With the above method, it is possible to successfully place the/var/lib/docker
Mount to other disks to relieve storage pressure and optimize storage layout.
Rebuild /var/lib/docker
If you still run out of space after cleaning up, you can rebuild Docker's storage directory (which will remove all containers, images, and data)
Stop the Docker service:
sudo systemctl stop docker
Backup existing Docker data (optional):
sudo mv /var/lib/docker /var/lib/
Create a new empty directory:
sudo mkdir /var/lib/docker
Start the Docker service:
sudo systemctl start docker
summarize
During this troubleshooting of the Linux server hard drive space disappearance problem, I experienced a complete storage analysis and optimization hands-on.
Key Steps Summarized:
-
Initial troubleshooting of storage occupancy
- utilization
du
respond in singingncdu
and other tools to quickly locate directories that take up a lot of space. - discoveries
/var/lib/docker
Catalogs take up a lot of storage space.
- utilization
-
In-depth positioning of specific issues
- Finding the path to the specific container log file and confirming which container is generating a large number of logs by its container ID.
- utilization
docker inspect
respond in singingdocker logs
, further analyze the contents of the log.
-
sort
- Emptied the oversized container log file by
truncate
Command to release the space immediately. - Modify the Docker configuration file (
) limits the size of the log file to avoid similar problems from happening again.

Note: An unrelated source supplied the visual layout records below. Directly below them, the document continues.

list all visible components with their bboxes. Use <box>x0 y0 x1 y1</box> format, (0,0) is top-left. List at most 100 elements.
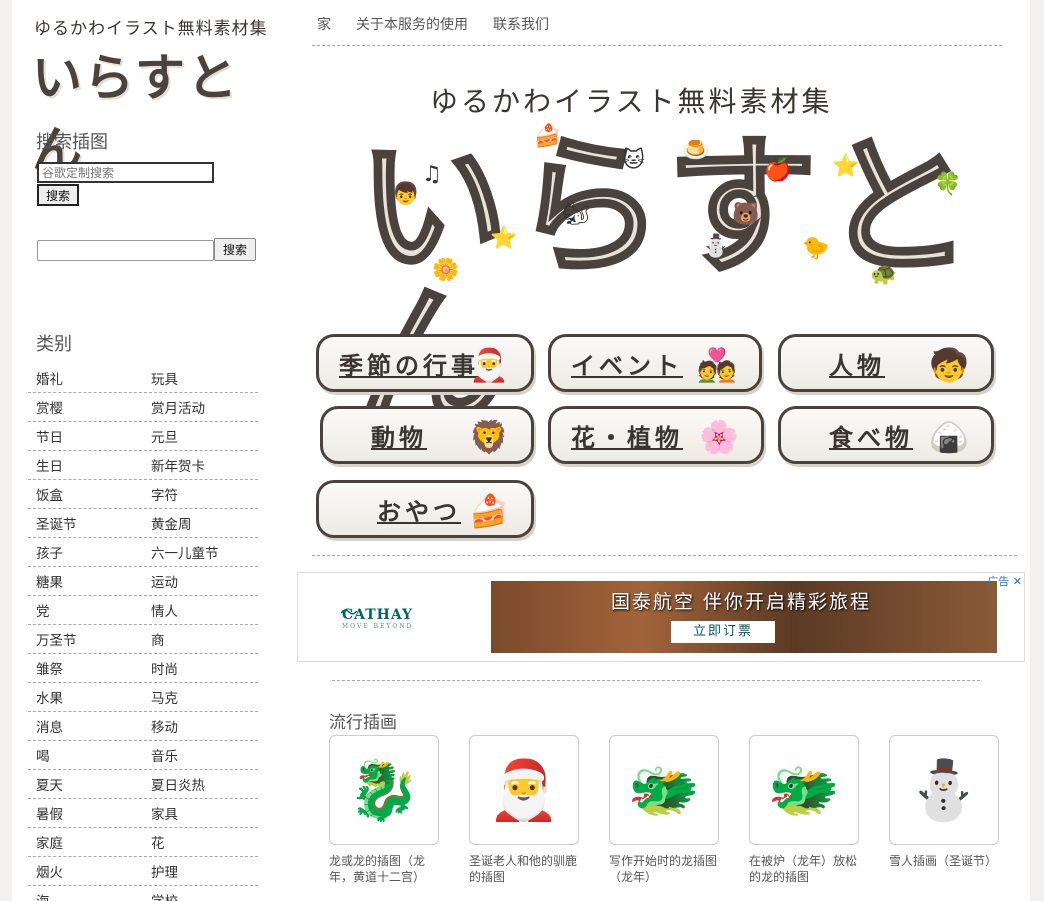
category-button-label: おやつ <box>377 496 461 526</box>
category-link[interactable]: 字符 <box>143 484 258 504</box>
category-link[interactable]: 海 <box>28 890 143 901</box>
category-button-events[interactable]: イベント 💑 <box>548 334 762 392</box>
turtle-icon: 🐢 <box>870 262 898 287</box>
category-link[interactable]: 万圣节 <box>28 629 143 649</box>
category-link[interactable]: 花 <box>143 832 258 852</box>
category-button-label: 人物 <box>829 350 885 380</box>
popular-item[interactable]: 🐲 写作开始时的龙插图（龙年） <box>609 735 729 885</box>
category-link[interactable]: 护理 <box>143 861 258 881</box>
hero-banner: ゆるかわイラスト無料素材集 いらすとん 👦 ♫ 🍰 🐱 🍮 🍎 ⭐ 🍀 🐿 🐻 … <box>312 62 1002 434</box>
category-row: 孩子 六一儿童节 <box>28 538 258 567</box>
popular-item[interactable]: 🎅 圣诞老人和他的驯鹿的插图 <box>469 735 589 885</box>
popular-caption[interactable]: 写作开始时的龙插图（龙年） <box>609 853 719 885</box>
category-link[interactable]: 圣诞节 <box>28 513 143 533</box>
category-link[interactable]: 音乐 <box>143 745 258 765</box>
category-link[interactable]: 六一儿童节 <box>143 542 258 562</box>
nav-home[interactable]: 家 <box>312 14 331 45</box>
cake-icon: 🍰 <box>534 124 562 149</box>
music-note-icon: ♫ <box>422 162 442 187</box>
popular-item[interactable]: 🐲 在被炉（龙年）放松的龙的插图 <box>749 735 869 885</box>
category-button-label: 花・植物 <box>571 422 683 452</box>
category-link[interactable]: 赏樱 <box>28 397 143 417</box>
ad-choices[interactable]: 广告 ✕ <box>987 573 1022 589</box>
category-link[interactable]: 喝 <box>28 745 143 765</box>
category-heading: 类别 <box>36 334 72 355</box>
custom-search-input[interactable] <box>37 162 214 183</box>
site-search-button[interactable]: 搜索 <box>214 238 256 261</box>
category-link[interactable]: 节日 <box>28 426 143 446</box>
clover-icon: 🍀 <box>934 172 962 197</box>
category-link[interactable]: 饭盒 <box>28 484 143 504</box>
popular-caption[interactable]: 圣诞老人和他的驯鹿的插图 <box>469 853 579 885</box>
category-row: 暑假 家具 <box>28 799 258 828</box>
santa-icon: 🎅 <box>469 346 513 384</box>
category-link[interactable]: 时尚 <box>143 658 258 678</box>
ad-brand-tagline: MOVE BEYOND <box>342 623 414 630</box>
category-button-plants[interactable]: 花・植物 🌸 <box>548 406 764 464</box>
custom-search-button[interactable]: 搜索 <box>37 184 79 206</box>
category-link[interactable]: 元旦 <box>143 426 258 446</box>
category-link[interactable]: 家庭 <box>28 832 143 852</box>
daisy-icon: 🌼 <box>432 258 460 283</box>
category-link[interactable]: 玩具 <box>143 368 258 388</box>
category-link[interactable]: 暑假 <box>28 803 143 823</box>
boy-icon: 👦 <box>392 182 420 207</box>
category-link[interactable]: 烟火 <box>28 861 143 881</box>
category-link[interactable]: 消息 <box>28 716 143 736</box>
ad-cta-button[interactable]: 立即订票 <box>671 621 775 643</box>
category-button-label: 食べ物 <box>829 422 913 452</box>
category-link[interactable]: 情人 <box>143 600 258 620</box>
category-link[interactable]: 糖果 <box>28 571 143 591</box>
popular-caption[interactable]: 在被炉（龙年）放松的龙的插图 <box>749 853 859 885</box>
category-button-snacks[interactable]: おやつ 🍰 <box>316 480 534 538</box>
category-row: 节日 元旦 <box>28 422 258 451</box>
category-row: 夏天 夏日炎热 <box>28 770 258 799</box>
apple-icon: 🍎 <box>764 158 792 183</box>
category-link[interactable]: 黄金周 <box>143 513 258 533</box>
popular-caption[interactable]: 龙或龙的插图（龙年，黄道十二宫） <box>329 853 439 885</box>
ad-image[interactable]: 国泰航空 伴你开启精彩旅程 立即订票 <box>491 581 997 653</box>
category-link[interactable]: 家具 <box>143 803 258 823</box>
category-button-people[interactable]: 人物 🧒 <box>778 334 994 392</box>
nav-about[interactable]: 关于本服务的使用 <box>351 14 468 45</box>
category-row: 万圣节商 <box>28 625 258 654</box>
popular-item[interactable]: 🐉 龙或龙的插图（龙年，黄道十二宫） <box>329 735 449 885</box>
category-link[interactable]: 生日 <box>28 455 143 475</box>
category-link[interactable]: 马克 <box>143 687 258 707</box>
site-search-input[interactable] <box>37 240 214 261</box>
category-row: 雏祭 时尚 <box>28 654 258 683</box>
category-button-label: 動物 <box>371 422 427 452</box>
category-button-seasonal[interactable]: 季節の行事 🎅 <box>316 334 534 392</box>
category-link[interactable]: 婚礼 <box>28 368 143 388</box>
ad-banner[interactable]: 〜 CATHAY MOVE BEYOND 国泰航空 伴你开启精彩旅程 立即订票 … <box>297 572 1025 662</box>
category-link[interactable]: 党 <box>28 600 143 620</box>
squirrel-icon: 🐿 <box>562 202 590 227</box>
site-logo[interactable]: ゆるかわイラスト無料素材集 いらすとん <box>30 12 270 179</box>
category-link[interactable]: 新年贺卡 <box>143 455 258 475</box>
category-link[interactable]: 学校 <box>143 890 258 901</box>
santa-reindeer-icon[interactable]: 🎅 <box>469 735 579 845</box>
dragon-kotatsu-icon[interactable]: 🐲 <box>749 735 859 845</box>
nav-contact[interactable]: 联系我们 <box>488 14 549 45</box>
category-link[interactable]: 赏月活动 <box>143 397 258 417</box>
category-button-label: イベント <box>571 350 683 380</box>
category-link[interactable]: 运动 <box>143 571 258 591</box>
category-link[interactable]: 夏日炎热 <box>143 774 258 794</box>
category-link[interactable]: 水果 <box>28 687 143 707</box>
dragon-icon[interactable]: 🐉 <box>329 735 439 845</box>
category-button-animals[interactable]: 動物 🦁 <box>320 406 534 464</box>
category-link[interactable]: 孩子 <box>28 542 143 562</box>
category-button-food[interactable]: 食べ物 🍙 <box>778 406 994 464</box>
close-icon[interactable]: ✕ <box>1013 575 1022 588</box>
category-row: 海学校 <box>28 886 258 901</box>
category-link[interactable]: 雏祭 <box>28 658 143 678</box>
page: ゆるかわイラスト無料素材集 いらすとん 搜索插图 搜索 搜索 类别 婚礼玩具赏樱… <box>12 0 1030 901</box>
category-link[interactable]: 移动 <box>143 716 258 736</box>
popular-caption[interactable]: 雪人插画（圣诞节） <box>889 853 999 869</box>
category-link[interactable]: 商 <box>143 629 258 649</box>
category-link[interactable]: 夏天 <box>28 774 143 794</box>
sidebar: ゆるかわイラスト無料素材集 いらすとん 搜索插图 搜索 搜索 类别 婚礼玩具赏樱… <box>12 0 274 901</box>
dragon-writing-icon[interactable]: 🐲 <box>609 735 719 845</box>
popular-item[interactable]: ⛄ 雪人插画（圣诞节） <box>889 735 1009 869</box>
snowman-icon[interactable]: ⛄ <box>889 735 999 845</box>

- Emptied the oversized container log file by
-
Validation and Optimization
- A restart of the Docker service verified that the service is working properly.
- utilization
docker system prune
Cleaned up useless resources and planned log management strategy.

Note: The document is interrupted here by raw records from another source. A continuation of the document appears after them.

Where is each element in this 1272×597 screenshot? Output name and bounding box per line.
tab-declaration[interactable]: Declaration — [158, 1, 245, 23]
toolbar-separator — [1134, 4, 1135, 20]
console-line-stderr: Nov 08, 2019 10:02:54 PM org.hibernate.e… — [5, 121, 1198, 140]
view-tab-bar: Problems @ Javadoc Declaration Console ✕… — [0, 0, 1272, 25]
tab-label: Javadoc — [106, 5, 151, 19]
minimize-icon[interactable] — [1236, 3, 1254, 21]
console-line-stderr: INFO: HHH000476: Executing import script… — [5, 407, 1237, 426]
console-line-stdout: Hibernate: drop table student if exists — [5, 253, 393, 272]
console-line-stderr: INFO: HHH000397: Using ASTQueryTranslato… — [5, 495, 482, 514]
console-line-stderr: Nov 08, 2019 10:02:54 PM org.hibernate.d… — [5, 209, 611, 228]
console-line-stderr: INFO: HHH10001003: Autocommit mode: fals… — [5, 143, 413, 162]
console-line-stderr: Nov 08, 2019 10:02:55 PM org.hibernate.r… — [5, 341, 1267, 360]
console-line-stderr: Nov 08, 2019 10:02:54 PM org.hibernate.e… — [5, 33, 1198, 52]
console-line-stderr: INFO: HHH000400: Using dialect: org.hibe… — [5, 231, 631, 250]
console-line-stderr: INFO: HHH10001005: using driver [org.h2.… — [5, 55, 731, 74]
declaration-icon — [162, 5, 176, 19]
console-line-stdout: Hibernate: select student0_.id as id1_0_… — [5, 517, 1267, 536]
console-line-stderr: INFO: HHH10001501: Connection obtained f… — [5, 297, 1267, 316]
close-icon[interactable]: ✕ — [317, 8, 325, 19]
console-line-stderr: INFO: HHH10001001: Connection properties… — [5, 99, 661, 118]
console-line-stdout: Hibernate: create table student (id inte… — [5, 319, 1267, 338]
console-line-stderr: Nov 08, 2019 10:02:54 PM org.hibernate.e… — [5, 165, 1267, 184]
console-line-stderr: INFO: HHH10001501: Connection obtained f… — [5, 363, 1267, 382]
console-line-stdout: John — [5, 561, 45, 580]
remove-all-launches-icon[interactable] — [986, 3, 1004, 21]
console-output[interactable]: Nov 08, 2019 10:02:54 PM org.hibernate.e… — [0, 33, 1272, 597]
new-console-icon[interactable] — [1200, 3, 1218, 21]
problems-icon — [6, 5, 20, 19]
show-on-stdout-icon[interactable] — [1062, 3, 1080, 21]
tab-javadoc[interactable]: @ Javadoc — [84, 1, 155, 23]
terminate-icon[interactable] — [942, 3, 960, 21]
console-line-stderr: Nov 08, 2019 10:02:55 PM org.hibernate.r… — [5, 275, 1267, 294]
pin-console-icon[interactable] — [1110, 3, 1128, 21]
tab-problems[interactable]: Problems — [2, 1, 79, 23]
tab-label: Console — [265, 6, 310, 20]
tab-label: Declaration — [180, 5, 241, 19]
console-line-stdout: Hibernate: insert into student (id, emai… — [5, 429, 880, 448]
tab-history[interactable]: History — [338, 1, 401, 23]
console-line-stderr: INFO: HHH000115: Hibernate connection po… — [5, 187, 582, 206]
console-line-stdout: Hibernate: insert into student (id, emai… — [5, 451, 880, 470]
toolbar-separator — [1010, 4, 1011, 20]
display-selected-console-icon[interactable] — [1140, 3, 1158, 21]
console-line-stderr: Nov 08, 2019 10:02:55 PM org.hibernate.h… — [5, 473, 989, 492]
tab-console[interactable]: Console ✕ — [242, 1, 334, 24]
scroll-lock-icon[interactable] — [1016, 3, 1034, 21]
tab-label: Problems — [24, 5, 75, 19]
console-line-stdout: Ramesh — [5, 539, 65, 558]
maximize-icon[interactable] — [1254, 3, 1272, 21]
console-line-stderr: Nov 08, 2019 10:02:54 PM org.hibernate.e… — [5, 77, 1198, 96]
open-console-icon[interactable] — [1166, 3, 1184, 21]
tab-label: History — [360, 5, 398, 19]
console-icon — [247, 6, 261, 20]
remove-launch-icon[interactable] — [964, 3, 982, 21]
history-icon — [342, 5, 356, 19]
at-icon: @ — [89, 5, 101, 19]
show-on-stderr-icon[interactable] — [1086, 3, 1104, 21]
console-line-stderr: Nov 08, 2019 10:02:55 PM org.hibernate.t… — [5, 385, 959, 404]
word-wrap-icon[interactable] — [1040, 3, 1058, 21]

Personal Takeaways and Reflections:
This problem solving has impressed upon me the following:
- Importance of system monitoring: Timely monitoring of storage usage can prevent problems from escalating.
- Log Management Best Practices: Excessive growth of log files is a common cause of storage occupancy, and reasonable log size limits must be set.
-
Efficient use of tools:
du
、ncdu
and tools such as Docker commands have greatly improved efficiency in troubleshooting problems. - Routine Maintenance Habits: Periodic cleanup of useless container resources (e.g., stopped containers, unused images) keeps the system running healthy.
This practice not only solved the disk space problem, but also gave me a deeper understanding of Linux system management and Docker operation and maintenance. In my future operation and maintenance work, I will pay more attention to system monitoring and optimization to prevent similar problems in advance.